WebmasterWorld Senior Member 10+ Year Member Top Contributors Of The Month



Rumor has it Apple is building an index but exact purpose is so far unknown.

I've not seen any issues with this bot and I keep a diligent watch.

w3bmastine

10:49 am on Feb 4, 2016 (gmt 0)

10+ Year Member



@keyplyr Applebot does react to User-agent: * where Googlebot is mentioned.

keyplyr

11:03 am on Feb 4, 2016 (gmt 0)

WebmasterWorld Senior Member 10+ Year Member Top Contributors Of The Month



Some bots implement robots.txt differently.
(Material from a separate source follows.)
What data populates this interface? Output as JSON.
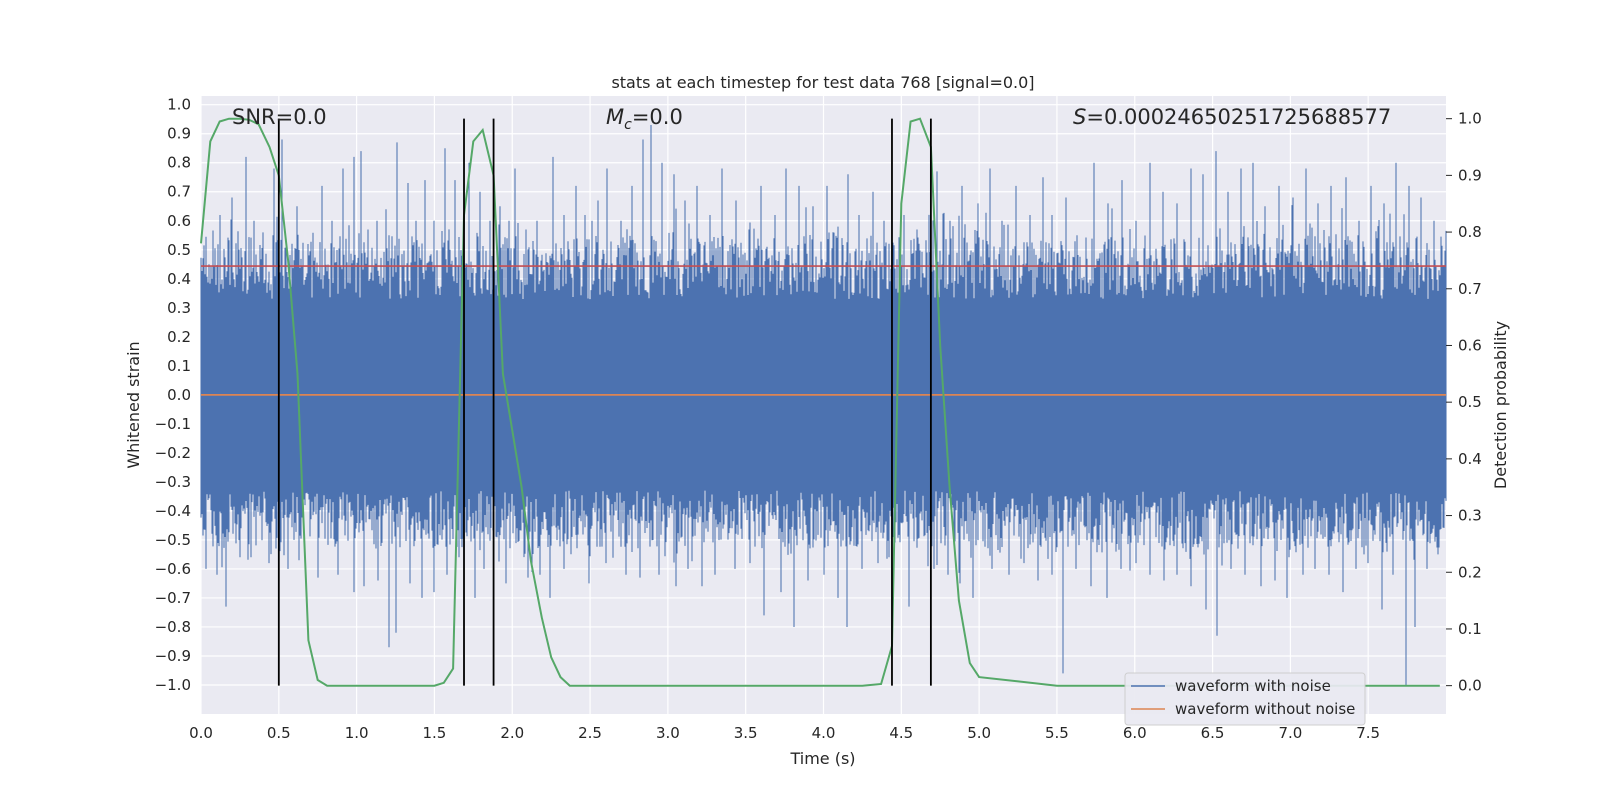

Yes robots.txt is a web standard, but how it is implemented is up to a very wide interpretation sadly.

I use wild cards. Google, Yandex & DuckDuck read & obey them just fine. Bing does not. Go figure.

w3bmastine

7:02 pm on Feb 4, 2016 (gmt 0)

10+ Year Member



Bing does not respect the wildcard? Wow, that's weak.
At least Bing does not follow Googlebot instructions if instructions don't explicitly mention Bing... one plus over Applebot.

jtbell

8:55 pm on Feb 7, 2016 (gmt 0)

10+ Year Member



On my site at least, applebot doesn't seem to recognize the 'base href' tag. For example, on a page http://www.example.com/foo/bar/ I have

<base href="http://www.example.com/foo/">

and internal links like

<a href="baz/">

which is supposed to refer to http://www.example.com/foo/baz/ but Applebot tries to crawl http://www.example.com/foo/bar/baz/ instead. I had a whole slew of these yesterday.

keyplyr

10:57 pm on Feb 7, 2016 (gmt 0)

WebmasterWorld Senior Member 10+ Year Member Top Contributors Of The Month



applebot doesn't seem to recognize the 'base href' tag.
A lot of agents don't support base href.

lucy24

11:07 pm on Feb 7, 2016 (gmt 0)

WebmasterWorld Senior Member 10+ Year Member Top Contributors Of The Month



I have

<base href="http://www.example.com/foo/">

and internal links like

<a href="baz/">
You may as well play it safe and use site-absolute links beginning in / (slash) or in this case /foo/. Then the robot will have no excuse for misunderstanding. Some robots still will get it wrong-- I've seen them-- but this will be due purely to the robot's own gratuitous stupidity. Save the relative links for URLs that you know will always be in the same directory, even if the whole directory packs up and moves.